The lights in the data center go red at 2:14 a.m. Your phone buzzes. You are the on‑call engineer staring at an alert fired from Domino Data Lab’s compute cluster. PagerDuty is already calling, routing, and escalating before the logs finish syncing. That is what controlled chaos looks like when managed well.
Domino Data Lab powers serious ML workloads: model training, experiment tracking, reproducible notebooks. PagerDuty orchestrates human response to machine trouble. Together they turn “what just broke?” into “who already owns it?” with less coffee spilled in between. Integration isn’t just convenience. It is how teams enforce accountability across sprawling data infrastructure.

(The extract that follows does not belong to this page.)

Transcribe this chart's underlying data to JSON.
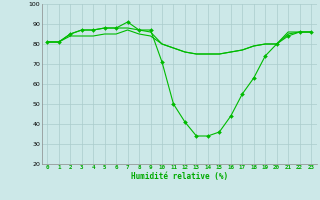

At its core, Domino pushes compute jobs, spins up containers, and logs metrics. PagerDuty sits one layer higher, listening for incidents from Domino’s event stream or monitoring tools like Prometheus. When thresholds trip, PagerDuty routes alerts based on schedules, escalation policies, and business impact. The connection is simple: Domino emits, PagerDuty decides, humans react.
How the integration works
Domino Data Lab sends job or node failures through a webhook that PagerDuty consumes. Each event carries metadata such as project, owner, and runtime context. PagerDuty transforms that payload into an incident, applies routing logic, and triggers the appropriate responder channel—Slack, email, or a direct mobile alert. The cycle completes when resolution updates flow back, automatically closing the loop inside Domino’s UI so teams can track mean time to recovery without a spreadsheet audit.
Best practices that keep it sane
Tie PagerDuty service keys to project namespaces, not individuals. Map Domino’s role-based access control (RBAC) directly to PagerDuty escalation paths to preserve the audit trail. Rotate tokens the same way you manage AWS IAM credentials. Keep alert titles structured so responders can parse them at a glance.